Na aldeia, na cidade e em qualquer lugar os povos indígenas devem ser respeitados. Estamos morando em suas terras, pisando em solo que já têm donos, tanto humanos, quanto entidades mais-que-humanas que pajés, mezinheiras, rezadeiras e benzedeiras demonstram serem muito mais do que lendas e folclore. São e isso sim, vida. Vida longa para Auritha Tabajara, ao povo Tabajara e todas as encantarias cordelísticas.

 


 

[1] Conheça Daniel Munduruku e a UK’A editorial.
[2] Conheci Auritha Tabajara por conta da macuxi Julie Dorrico, que é doutoranda em literatura. Ela também organiza os perfis @leiaautoresindigenas e @leiamulheresindigenas.
[3] Compre o livro de Auritha Tabajara! Nesse contexto de pandemia é super importante.
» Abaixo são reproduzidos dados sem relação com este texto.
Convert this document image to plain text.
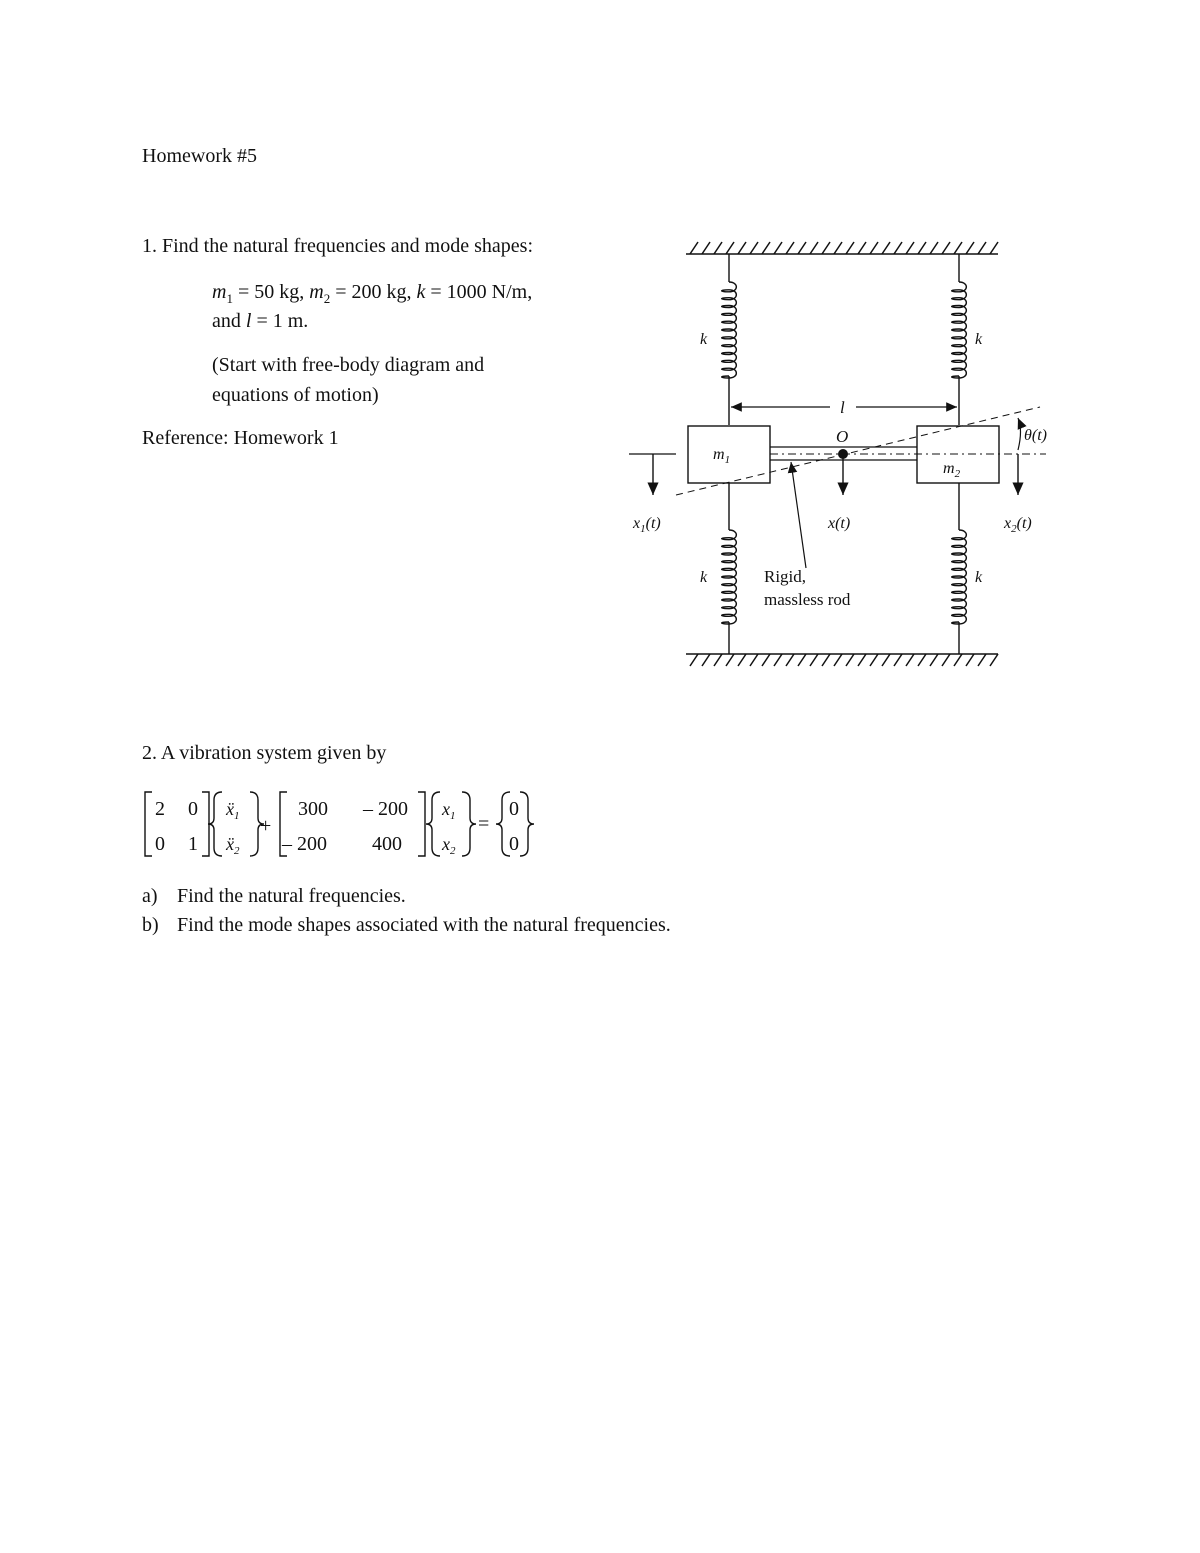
Homework #5
1. Find the natural frequencies and mode shapes:
$m_1 = 50$ kg, $m_2 = 200$ kg, k = 1000 N/m,
and l = 1 m.
(Start with free-body diagram and
equations of motion)
Reference: Homework 1
k	k
k	k
l
$m_1$	$m_2$
O	θ(t)
$x_1(t)$	x(t)	$x_2(t)$
Rigid,
massless rod
2. A vibration system given by
2 0
0 1
ẍ$_1$
ẍ$_2$
+
300 – 200
– 200 400
$x_1$
$x_2$
=
0
0
a) Find the natural frequencies.
b) Find the mode shapes associated with the natural frequencies.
Já era necessário em uma situação normal, imagine agora. Você pode contatar a autora pelo Instagram ou Facebook.
[4] Minha amiga Luciana Marinho é antropóloga e sua tese foi sobre povos indígenas na cidade, mais especificamente em Boa Vista. As nações que aparecem na tese são os Macuxi e Wapichana. Vale consultar:
Melo, Luciana Marinho de. Povos Indígenas na cidade de Boa Vista: Estratégias identitárias e demandas políticas em contexto urbano. Tese de Doutorado (Antropologia Social), Belém: Universidade Federal do Pará, 2018.